What is the relation between literary biography and documentary film? What might the life of a writer tell us about the work? To explore these questions, we will study a range of writers in tandem with documentaries made about their lives. With an emphasis on travel, exile, expatriatism, multilingualism, modernism, and Paris as a literary nexus, we will read work by a selection of twentieth-century authors including James Baldwin, Gertrude Stein, Isak Dinesen, Ernest Hemingway, Beryl Markham, and Julia Child. Frequently we will pair the viewing of a documentary film with selections from the sources on which it is based. As we challenge the intentional fallacy, we will analyze the cinematic technique with which the film is made and the literary evidence from which it draws. Selections of fictional and nonfictional texts featured in the documentaries will frame our seminar discussions. A centerpiece of the course will be the work of Karen Blixen/Isak Dinesen, a Dane who wrote primarily in English, whose memoirs will be read alongside her short fiction and compared to the feature films and documentaries made about her life and her writing. To that end, the seminar will offer students the opportunity to collaborate on and contribute original research to a new documentary film about Blixen’s 1959 transatlantic tour, including her legendary trip to New York and Boston.

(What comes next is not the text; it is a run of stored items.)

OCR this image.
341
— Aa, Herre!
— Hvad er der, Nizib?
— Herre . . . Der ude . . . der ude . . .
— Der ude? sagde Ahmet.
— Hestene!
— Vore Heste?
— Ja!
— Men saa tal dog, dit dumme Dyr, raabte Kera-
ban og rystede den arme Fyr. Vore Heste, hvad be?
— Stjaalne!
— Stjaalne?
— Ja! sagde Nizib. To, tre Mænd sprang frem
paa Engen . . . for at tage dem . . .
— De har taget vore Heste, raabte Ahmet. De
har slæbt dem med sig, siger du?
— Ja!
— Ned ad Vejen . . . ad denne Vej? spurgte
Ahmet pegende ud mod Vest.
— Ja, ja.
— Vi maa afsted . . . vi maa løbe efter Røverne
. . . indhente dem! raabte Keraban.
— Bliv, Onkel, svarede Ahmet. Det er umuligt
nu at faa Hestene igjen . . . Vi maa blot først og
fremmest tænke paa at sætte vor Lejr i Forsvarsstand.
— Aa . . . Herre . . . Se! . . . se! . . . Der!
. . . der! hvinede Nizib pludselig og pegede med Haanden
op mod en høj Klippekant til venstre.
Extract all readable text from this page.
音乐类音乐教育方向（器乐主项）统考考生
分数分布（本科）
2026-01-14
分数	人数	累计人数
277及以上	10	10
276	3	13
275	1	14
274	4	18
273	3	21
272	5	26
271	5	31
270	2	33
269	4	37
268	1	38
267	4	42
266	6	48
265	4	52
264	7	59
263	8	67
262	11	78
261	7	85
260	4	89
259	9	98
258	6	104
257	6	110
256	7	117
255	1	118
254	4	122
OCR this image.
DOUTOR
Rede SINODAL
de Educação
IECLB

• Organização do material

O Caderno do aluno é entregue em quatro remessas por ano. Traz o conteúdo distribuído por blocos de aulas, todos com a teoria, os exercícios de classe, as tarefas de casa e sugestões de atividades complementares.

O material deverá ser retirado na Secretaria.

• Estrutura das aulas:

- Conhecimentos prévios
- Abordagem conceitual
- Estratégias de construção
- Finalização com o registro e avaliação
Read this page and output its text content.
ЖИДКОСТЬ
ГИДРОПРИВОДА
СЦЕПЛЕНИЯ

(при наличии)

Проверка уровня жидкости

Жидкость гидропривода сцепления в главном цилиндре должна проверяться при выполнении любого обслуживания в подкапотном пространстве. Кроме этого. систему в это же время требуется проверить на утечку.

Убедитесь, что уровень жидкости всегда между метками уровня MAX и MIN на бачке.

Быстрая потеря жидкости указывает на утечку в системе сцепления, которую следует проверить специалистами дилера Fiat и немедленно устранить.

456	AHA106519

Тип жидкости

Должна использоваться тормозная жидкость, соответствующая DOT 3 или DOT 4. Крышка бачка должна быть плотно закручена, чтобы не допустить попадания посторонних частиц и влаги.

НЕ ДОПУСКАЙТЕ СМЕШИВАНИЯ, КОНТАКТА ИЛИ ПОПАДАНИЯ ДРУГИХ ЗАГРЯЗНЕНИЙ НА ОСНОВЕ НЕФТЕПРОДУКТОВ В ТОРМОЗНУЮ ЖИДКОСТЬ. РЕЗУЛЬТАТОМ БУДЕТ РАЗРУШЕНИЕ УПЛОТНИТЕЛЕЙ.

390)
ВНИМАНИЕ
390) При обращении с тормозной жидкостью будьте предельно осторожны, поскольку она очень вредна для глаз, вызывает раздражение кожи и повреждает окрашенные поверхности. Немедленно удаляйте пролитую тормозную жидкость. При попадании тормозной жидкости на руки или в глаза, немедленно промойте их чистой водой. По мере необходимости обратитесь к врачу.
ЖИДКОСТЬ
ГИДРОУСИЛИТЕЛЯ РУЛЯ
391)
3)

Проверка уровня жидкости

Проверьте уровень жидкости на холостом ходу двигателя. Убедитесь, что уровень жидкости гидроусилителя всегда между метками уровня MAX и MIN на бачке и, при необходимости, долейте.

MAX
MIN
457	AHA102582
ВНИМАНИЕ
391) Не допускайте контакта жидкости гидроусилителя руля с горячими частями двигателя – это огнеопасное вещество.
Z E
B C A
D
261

A bastardized German, a jargon, a woman’s vernacular, an old world language, a dying and ghostly tongue, a Hasidic language, a queer language, a radical language—these are just a few of the ways that Yiddish has been labeled over its one-thousand-year history. This course will trace the shifting politics attached to Yiddish from its early modern beginnings as a language of translation between Jewish and non-Jewish cultures to its postwar vacillation between a language of mourning and nostalgia, Jewish American humor, Hasidic isolation, and contemporary Jewish radicalism. Through poetry, fiction, essays, and film, we will discuss what it might mean to discover “the secret” language of the Jews” at the origins of Jewish socialism and at the foundations of diaspora nationalism. All texts will be read in translation.
The novel has been described as the quintessential literary form of modernity, but do we know what a novel actually is? And is it even an exclusively modern form? This course will look at a range of pathbreaking works that have bent the norms of prose fiction, opening up new ways of understanding the world, from antiquity to the present. Readings will include The Golden Ass, The Tale of Genji,Tristram Shandy, and a range of modern novelists, including Woolf, Duras, Perec, Calvino, and Pamuk, together with major formulations by Lukács, Bakhtin, and novelists themselves.
The maritime counterpart to ancient trade routes that brought silk and cannon-fire to Europe, the Indian Ocean was a space re-imagined through successive tides of trade, conquest, and exploration, historically mediating between the diverse cultures of several continents. This course introduces students to the literatures of this cosmopolitan space and to its historic lines of influence and exchange, through a comparative reading of literary texts drawn from its perimeter and from travel accounts both fictional and historical/semi-biographical. Readings will include Indic, Arabic, and Persian classics, Sufi poetry from across Asia and Africa, travel narratives in Portuguese and English, and twentieth century writing on the region’s imperial afterlives. Class sessions will be complemented by visits to relevant library and museum collections throughout the semester. (Readings will be made available in English.)
Founded as a graduate program in 1904 and joining with the undergraduate Literature Concentration in 2007, Harvard’s Department of Comparative Literature operates at the crossroads of multilingualism, literary study, and media history.